Im Jahr 2025 lag der Gender-Pension-Gap bei 36 Prozent. Werden die Hinterbliebenenrenten, deren Höhe von der Erwerbstätigkeit des Ehepartners bzw. der Ehepartnerin abhängig sind, miteinberechnet, lag der Gender-Pension-Gap bei rund 24 Prozent.

Rentnerinnen überdurchschnittlich von Armut bedroht

Rentnerinnen sind durch das niedrigere Alterseinkommen auch stärker von Armut bedroht als Rentner. Im Jahr 2025 galt knapp jede fünfte Person (19,5 Prozent) über 65 Jahren in Deutschland als armutsgefährdet. Bei Frauen lag dieser Anteil bei rund 21 Prozent, bei Männern bei rund 17 Prozent.

In Deutschland gelten jene Menschen als armutsgefährdet, deren Einkommen weniger als 60 Prozent des mittleren Äquivalenzeinkommens der Gesamtbevölkerung beträgt. Im Jahr 2025 lag der Schwellenwert der Armutsgefährdung für eine alleinlebende Person in Deutschland bei 1.378 Euro netto im Monat.

Im Juni 2025 bezogen rund 750.000 Personen, die im Rentenantrittsalter oder älter waren, Grundsicherung.

13 Prozent der Rentenbeziehenden sind erwerbstätig

In Deutschland steigt das Renteneintrittsalter seit Jahren an. Sowohl Frauen als auch Männer gehen im Durchschnitt mit 64,7 Jahren in Rente.

Im Jahr 2014 beschloss die Bundesregierung, die Kindererziehungszeiten für vor 1992 geborene Kinder auszuweiten: Statt eines Jahres konnten nun zwei Jahre pro Kind angerechnet werden. Dadurch erhielten Mütter und Väter für jedes vor 1992 geborene Kind monatlich 26,39 Euro mehr Rente im Osten und 28,61 Euro im Westen.
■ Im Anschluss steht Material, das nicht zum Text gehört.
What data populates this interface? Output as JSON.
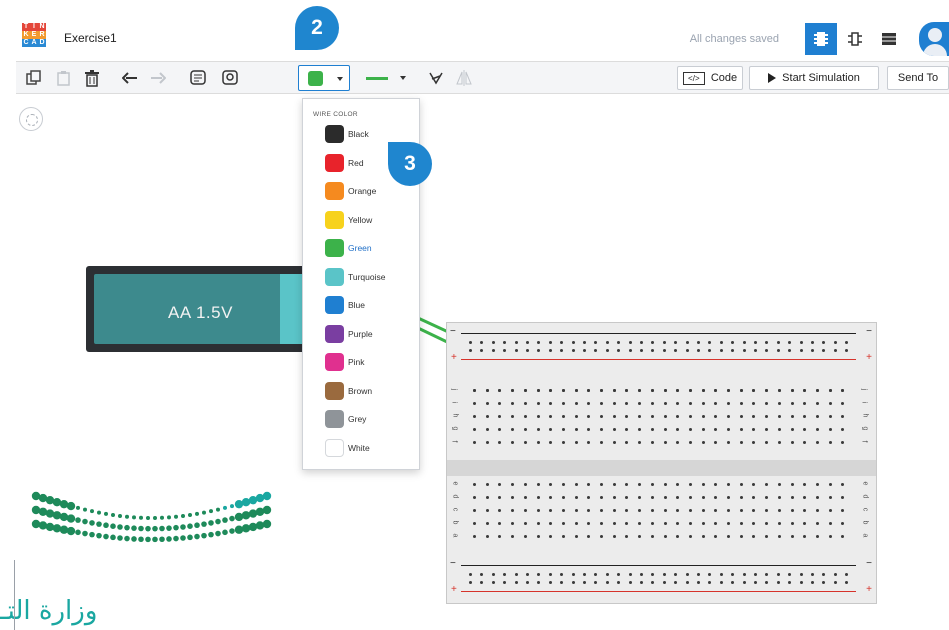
{
  "header": {
    "logo_letters": [
      "T",
      "I",
      "N",
      "K",
      "E",
      "R",
      "C",
      "A",
      "D"
    ],
    "project_name": "Exercise1",
    "save_status": "All changes saved",
    "accent": "#1f7fd1"
  },
  "toolbar": {
    "icons": [
      "copy-icon",
      "paste-icon",
      "delete-icon",
      "undo-icon",
      "redo-icon",
      "notes-icon",
      "toggle-notes-icon",
      "wire-color-dropdown",
      "wire-type-dropdown",
      "flip-icon",
      "mirror-icon"
    ],
    "selected_wire_color": "#3cb24a",
    "code_label": "Code",
    "start_simulation_label": "Start Simulation",
    "send_to_label": "Send To"
  },
  "wire_color_menu": {
    "title": "WIRE COLOR",
    "selected": "Green",
    "items": [
      {
        "label": "Black",
        "color": "#2b2b2b"
      },
      {
        "label": "Red",
        "color": "#e8232b"
      },
      {
        "label": "Orange",
        "color": "#f58a1f"
      },
      {
        "label": "Yellow",
        "color": "#f7d21c"
      },
      {
        "label": "Green",
        "color": "#3cb24a"
      },
      {
        "label": "Turquoise",
        "color": "#5ac4c8"
      },
      {
        "label": "Blue",
        "color": "#1f7fd1"
      },
      {
        "label": "Purple",
        "color": "#7a3ea1"
      },
      {
        "label": "Pink",
        "color": "#e0308f"
      },
      {
        "label": "Brown",
        "color": "#9a6a3e"
      },
      {
        "label": "Grey",
        "color": "#8f9499"
      },
      {
        "label": "White",
        "color": "#ffffff"
      }
    ]
  },
  "battery": {
    "label": "AA 1.5V"
  },
  "breadboard": {
    "top_letters": [
      "j",
      "i",
      "h",
      "g",
      "f"
    ],
    "bottom_letters": [
      "e",
      "d",
      "c",
      "b",
      "a"
    ],
    "columns": 30
  },
  "callouts": {
    "step_2": "2",
    "step_3": "3"
  },
  "watermark": {
    "text": "وزارة التـ"
  }
}
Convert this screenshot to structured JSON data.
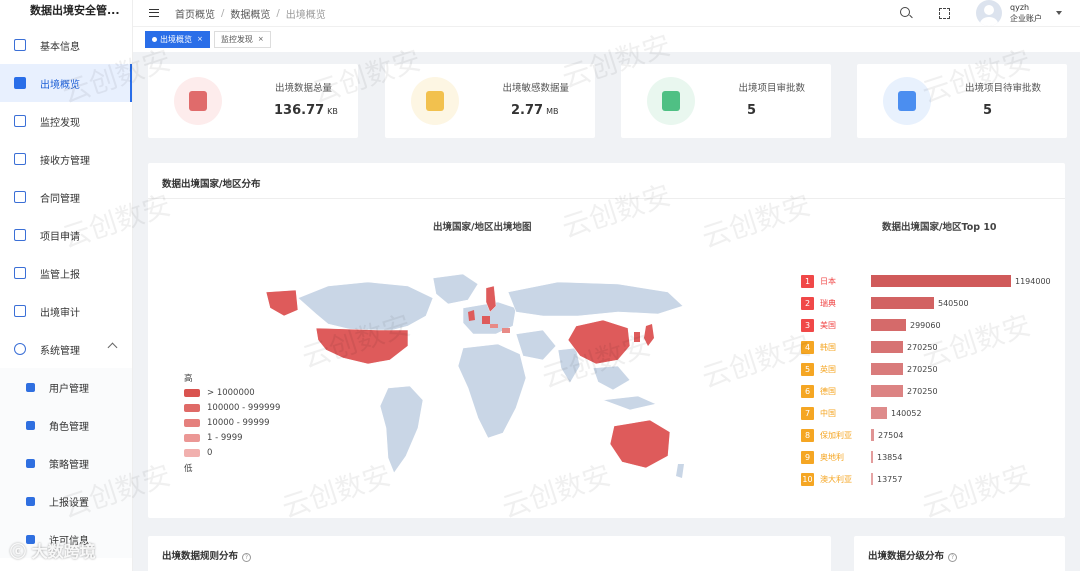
{
  "app": {
    "title": "数据出境安全管..."
  },
  "sidebar": {
    "items": [
      {
        "label": "基本信息",
        "icon": "info-icon",
        "color": "#3b6fd6"
      },
      {
        "label": "出境概览",
        "icon": "dashboard-icon",
        "color": "#2a6ee8",
        "active": true
      },
      {
        "label": "监控发现",
        "icon": "monitor-icon",
        "color": "#3b6fd6"
      },
      {
        "label": "接收方管理",
        "icon": "receiver-icon",
        "color": "#3b6fd6"
      },
      {
        "label": "合同管理",
        "icon": "contract-icon",
        "color": "#3b6fd6"
      },
      {
        "label": "项目申请",
        "icon": "project-icon",
        "color": "#3b6fd6"
      },
      {
        "label": "监管上报",
        "icon": "report-icon",
        "color": "#3b6fd6"
      },
      {
        "label": "出境审计",
        "icon": "audit-icon",
        "color": "#3b6fd6"
      },
      {
        "label": "系统管理",
        "icon": "gear-icon",
        "color": "#3b6fd6",
        "expanded": true
      }
    ],
    "subitems": [
      {
        "label": "用户管理",
        "icon": "user-icon"
      },
      {
        "label": "角色管理",
        "icon": "role-icon"
      },
      {
        "label": "策略管理",
        "icon": "policy-icon"
      },
      {
        "label": "上报设置",
        "icon": "report-settings-icon"
      },
      {
        "label": "许可信息",
        "icon": "license-icon"
      }
    ]
  },
  "header": {
    "breadcrumb": [
      "首页概览",
      "数据概览",
      "出境概览"
    ],
    "user": {
      "name": "qyzh",
      "role": "企业账户"
    }
  },
  "tags": [
    {
      "label": "出境概览",
      "active": true
    },
    {
      "label": "监控发现",
      "active": false
    }
  ],
  "stats": [
    {
      "label": "出境数据总量",
      "value": "136.77",
      "unit": "KB",
      "icon": "database-icon",
      "bg": "#fdecec",
      "fg": "#e06b6b"
    },
    {
      "label": "出境敏感数据量",
      "value": "2.77",
      "unit": "MB",
      "icon": "sensitive-data-icon",
      "bg": "#fdf6e3",
      "fg": "#f2c14e"
    },
    {
      "label": "出境项目审批数",
      "value": "5",
      "unit": "",
      "icon": "approval-icon",
      "bg": "#e9f7ef",
      "fg": "#4fc084"
    },
    {
      "label": "出境项目待审批数",
      "value": "5",
      "unit": "",
      "icon": "pending-icon",
      "bg": "#e8f1fd",
      "fg": "#4b8ef0"
    }
  ],
  "map_panel": {
    "title": "数据出境国家/地区分布",
    "map_title": "出境国家/地区出境地图",
    "top_title": "数据出境国家/地区Top 10",
    "legend": {
      "high": "高",
      "low": "低",
      "ranges": [
        {
          "label": "> 1000000",
          "color": "#d9534f"
        },
        {
          "label": "100000 - 999999",
          "color": "#df6a67"
        },
        {
          "label": "10000 - 99999",
          "color": "#e5807d"
        },
        {
          "label": "1 - 9999",
          "color": "#eb9795"
        },
        {
          "label": "0",
          "color": "#f1b0ae"
        }
      ]
    },
    "highlight_colors": {
      "land": "#c9d6e6",
      "hot": "#de5b5b",
      "mid": "#e88a86"
    }
  },
  "chart_data": {
    "type": "bar",
    "title": "数据出境国家/地区Top 10",
    "categories": [
      "日本",
      "瑞典",
      "美国",
      "韩国",
      "英国",
      "德国",
      "中国",
      "保加利亚",
      "奥地利",
      "澳大利亚"
    ],
    "values": [
      1194000,
      540500,
      299060,
      270250,
      270250,
      270250,
      140052,
      27504,
      13854,
      13757
    ],
    "rank_colors": [
      "#f04848",
      "#f04848",
      "#f04848",
      "#f5a623",
      "#f5a623",
      "#f5a623",
      "#f5a623",
      "#f5a623",
      "#f5a623",
      "#f5a623"
    ],
    "bar_color": "#d05a5a"
  },
  "bottom_panels": {
    "rules_title": "出境数据规则分布",
    "level_title": "出境数据分级分布"
  },
  "watermark": "云创数安",
  "footer_brand": "大数跨境"
}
Die Einführung dieser „neuen Mütterrente“ führte dazu, dass das durchschnittliche Rentenzugangsalter von Frauen im Jahr 2014 vorübergehend auf rund 66 Jahre anstieg. Denn viele westdeutsche Frauen ab 65 Jahren erlangten durch die Anerkennung eines weiteren Kindererziehungsjahres pro Kind die notwendige Wartezeit von fünf Jahren und erhielten dadurch Anspruch auf eine Rente.

Viele Rentnerinnen und Rentner erwerbstätig

Auch nach dem Rentenantritt sind viele noch erwerbstätig: Im Jahr 2024 gingen 13 Prozent der Rentnerinnen und Rentner im Alter von 65 bis 74 Jahren einer Arbeit nach, während sie eine gesetzliche Altersrente bezogen. Die Hälfte davon gab an, geringfügig beschäftigt zu sein. Die Bundesregierung will die sogenannte "Aktivrente" durch Steuervorteile attraktiver machen, um dem Fachkräftemangel in Deutschland entgegenzuwirken.

Insgesamt machte das Erwerbseinkommen von Rentnerinnen und Rentnern im Jahr 2024 durchschnittlich 2 Prozent ihres Haushaltsnettoeinkommens aus.